A marcha dos tecnocratas

Um dos temas recorrentes da história é que a tecnologia por vezes ultrapassa a sociedade, deixando os políticos a ofegar para apanhar as consequências. Assim foi com o impacto da prensa de impressão, da máquina a vapor e do computador. É possível que assim seja hoje novamente com a edição de genes, mídias sociais e inteligência artificial.

Enquanto os tecnologistas muitas vezes se queixam de que os políticos simplesmente não “pegam” a tecnologia, os políticos contrapõem que os tecnologistas muito raramente compreendem a política.

Um exemplo fascinante dos dois lados do debate foi a história do movimento tecnocrático que floresceu brevemente na América do Norte nos anos 30. A “revolta dos engenheiros”, como era chamada, traz algumas lições interessantes para os dias de hoje.

Era compreensível que movimentos radicais surgissem nos EUA nos anos 30 em resposta à Grande Depressão, tal como o comunismo e o fascismo proliferavam na Europa. O movimento tecnocracia argumentou que a melhor saída para a crise era rejeitar a desordem do mercado e da política antiquada e adotar um “ponto de vista científico moderno”.

Na sua Introdução à Tecnocracia, publicada em 1933, os líderes do movimento declararam que a “ralé” de instituições sociais ultrapassadas estava bloqueando o progresso e que os políticos deveriam ser afastados, assim como alquimistas e astrólogos haviam dado lugar anteriormente à ciência.
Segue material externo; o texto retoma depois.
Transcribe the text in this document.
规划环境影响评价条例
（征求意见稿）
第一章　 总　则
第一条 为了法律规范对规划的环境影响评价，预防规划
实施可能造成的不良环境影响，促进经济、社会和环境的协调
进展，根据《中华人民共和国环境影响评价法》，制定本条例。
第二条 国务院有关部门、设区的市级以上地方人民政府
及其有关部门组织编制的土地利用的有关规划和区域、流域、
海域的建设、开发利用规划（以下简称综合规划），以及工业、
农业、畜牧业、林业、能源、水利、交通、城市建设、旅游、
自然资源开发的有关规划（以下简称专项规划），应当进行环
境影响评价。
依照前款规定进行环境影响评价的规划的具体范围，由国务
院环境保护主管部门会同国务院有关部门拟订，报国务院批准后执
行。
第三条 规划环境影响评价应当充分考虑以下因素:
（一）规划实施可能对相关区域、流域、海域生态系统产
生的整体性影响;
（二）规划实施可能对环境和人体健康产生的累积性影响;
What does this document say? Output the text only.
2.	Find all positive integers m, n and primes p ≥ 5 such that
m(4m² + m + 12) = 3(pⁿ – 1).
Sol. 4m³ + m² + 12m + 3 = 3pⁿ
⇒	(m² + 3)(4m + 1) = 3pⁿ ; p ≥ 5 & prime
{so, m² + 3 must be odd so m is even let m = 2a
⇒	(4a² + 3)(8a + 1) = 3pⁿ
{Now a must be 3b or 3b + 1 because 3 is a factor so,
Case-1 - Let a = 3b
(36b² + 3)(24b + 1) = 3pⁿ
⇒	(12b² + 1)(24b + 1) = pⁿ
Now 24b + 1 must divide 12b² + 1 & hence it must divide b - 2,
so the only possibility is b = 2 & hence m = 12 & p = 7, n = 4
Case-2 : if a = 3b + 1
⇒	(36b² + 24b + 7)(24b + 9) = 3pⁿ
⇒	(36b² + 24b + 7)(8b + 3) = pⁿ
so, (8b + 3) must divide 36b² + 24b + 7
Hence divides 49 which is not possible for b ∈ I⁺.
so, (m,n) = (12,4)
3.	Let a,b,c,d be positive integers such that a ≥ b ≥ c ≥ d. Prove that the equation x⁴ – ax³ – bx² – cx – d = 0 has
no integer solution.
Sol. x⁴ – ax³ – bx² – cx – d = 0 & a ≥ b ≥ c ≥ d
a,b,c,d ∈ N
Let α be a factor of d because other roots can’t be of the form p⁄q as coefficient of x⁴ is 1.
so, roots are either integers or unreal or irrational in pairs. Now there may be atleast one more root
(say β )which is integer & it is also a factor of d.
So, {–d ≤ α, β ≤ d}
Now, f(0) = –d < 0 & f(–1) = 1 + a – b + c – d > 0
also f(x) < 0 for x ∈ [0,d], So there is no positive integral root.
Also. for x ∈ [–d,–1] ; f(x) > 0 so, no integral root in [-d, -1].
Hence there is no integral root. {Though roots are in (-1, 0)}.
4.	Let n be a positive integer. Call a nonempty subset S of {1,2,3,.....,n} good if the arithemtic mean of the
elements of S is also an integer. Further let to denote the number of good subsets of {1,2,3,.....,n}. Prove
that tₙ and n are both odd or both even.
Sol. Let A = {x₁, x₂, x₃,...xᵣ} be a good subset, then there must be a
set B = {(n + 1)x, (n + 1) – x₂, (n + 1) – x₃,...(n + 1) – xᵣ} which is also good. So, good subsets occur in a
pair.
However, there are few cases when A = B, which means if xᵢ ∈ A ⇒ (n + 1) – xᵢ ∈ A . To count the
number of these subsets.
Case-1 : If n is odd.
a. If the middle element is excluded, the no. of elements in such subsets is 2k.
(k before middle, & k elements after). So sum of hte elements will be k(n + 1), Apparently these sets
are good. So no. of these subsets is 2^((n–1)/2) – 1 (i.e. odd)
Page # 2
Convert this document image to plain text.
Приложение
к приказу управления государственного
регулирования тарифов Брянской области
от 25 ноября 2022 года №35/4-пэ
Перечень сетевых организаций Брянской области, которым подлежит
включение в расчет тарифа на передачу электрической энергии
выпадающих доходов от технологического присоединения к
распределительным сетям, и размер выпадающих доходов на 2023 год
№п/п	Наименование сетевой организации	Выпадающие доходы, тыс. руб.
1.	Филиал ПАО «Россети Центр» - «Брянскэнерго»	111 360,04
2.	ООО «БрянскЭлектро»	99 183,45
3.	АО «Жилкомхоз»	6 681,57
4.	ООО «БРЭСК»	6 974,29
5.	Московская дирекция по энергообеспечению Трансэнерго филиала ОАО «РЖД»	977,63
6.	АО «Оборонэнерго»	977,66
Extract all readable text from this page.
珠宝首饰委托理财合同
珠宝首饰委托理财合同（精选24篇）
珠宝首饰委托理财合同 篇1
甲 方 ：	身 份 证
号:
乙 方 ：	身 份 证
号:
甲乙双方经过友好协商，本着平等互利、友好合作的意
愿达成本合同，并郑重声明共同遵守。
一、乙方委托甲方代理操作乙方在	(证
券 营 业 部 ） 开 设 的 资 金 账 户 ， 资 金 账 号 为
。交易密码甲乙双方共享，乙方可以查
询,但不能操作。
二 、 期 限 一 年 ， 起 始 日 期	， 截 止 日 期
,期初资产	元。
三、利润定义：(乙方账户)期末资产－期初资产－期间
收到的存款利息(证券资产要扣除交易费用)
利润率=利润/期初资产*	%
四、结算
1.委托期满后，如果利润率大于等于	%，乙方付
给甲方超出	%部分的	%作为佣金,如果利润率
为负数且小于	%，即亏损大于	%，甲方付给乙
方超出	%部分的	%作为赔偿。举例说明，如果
A economia tradicional, obcecada com mecanismos de preços arbitrários em vez de produção racional, nada mais era do que a “patologia da dívida”.

“Em contraste com as formas desonestas da política, os métodos de fumaça das finanças e dos negócios … temos os métodos da ciência e da tecnologia”, declarou o manifesto do movimento. “O senso comum moderno está agora chamando a ciência física e a tecnologia para estender as fronteiras de seu domínio”.

O historiador William E Akin identificou três poços de água para os tecnocratas emergentes: uma moda crescente de planejamento centralizado entre os reformadores progressistas; a mitologia popular do engenheiro como o salvador da sociedade americana; e as teorias de gestão científica de Frederick W Taylor.

Abolizar o mecanismo de preços e maximizar a produção tinha alguns paralelos óbvios com o que estava acontecendo na União Soviética. Em seu brilhante romance distópico Nós, o escritor russo Yevgeny Zamyatin selvagem o pensamento tecnocrático, prevendo uma sociedade em que as pessoas tinham números, não nomes, e operavam como engrenagens em uma vasta máquina industrial. O movimento tecnocrático norte-americano, porém, argumentou ferozmente contra o comunismo e o fascismo e afirmou ser muito mais humano.

Apesar do interesse da mídia, o movimento tecnocrático nunca teve sucesso nos EUA, em grande parte porque seus líderes eram políticos sem esperança. Foi o presidente Franklin D Roosevelt quem salvou o capitalismo através do seu New Deal. Talvez a maior falha do movimento tenha sido o facto de nunca ter apresentado soluções práticas que os eleitores comuns pudessem compreender. Desapontado com o facto de a razão pura não ter varrido tudo antes, o movimento acabou por se dividir, com um grupo de fracassados que acabou por se tornar um clube de fãs quase fascista.

Norte da fronteira, o movimento tecnocrático foi levado tão a sério que foi banido pelas autoridades canadianas, temendo que planeasse derrubar o governo. O líder desiludido do partido, o aventureiro Joshua Haldeman, mais tarde abandonou o Canadá e mudou-se para a África do Sul.

No coração do movimento estava a crença de que a ação humana era mensurável e, em última análise, previsível. “A tecnocracia faz um postulado básico: que os fenômenos envolvidos no funcionamento funcional de um mecanismo social são métricos”, afirmava o seu manifesto.

Flashes dessa mentalidade parecem ter ressurgido na costa oeste dos EUA hoje no que o escritor Evgeny Morozov chamou de “solucionismo” tecnológico. Segundo essa visão de mundo, a tecnologia tem a resposta para quase todos os problemas e os humanos podem ser melhor analisados como coleções de pontos de dados.

A resposta dos políticos é que o comportamento humano não é computável. Tanto individual como colectivamente, agimos de forma refrescantemente irracional. É difícil melhorar o famoso ditado de Immanuel Kant: “Da madeira torta da humanidade, nenhuma coisa reta foi feita”.

Uma pequena, mas intrigante nota de rodapé na história do movimento tecnocrático, no entanto, pode ter uma ressonância particular hoje em dia. Um dos netos de Haldeman é Elon Musk, o empresário espacial que pretende transformar-nos numa espécie interplanetária.

Talvez a tecnocracia tenha finalmente o seu dia, apropriadamente, em Marte.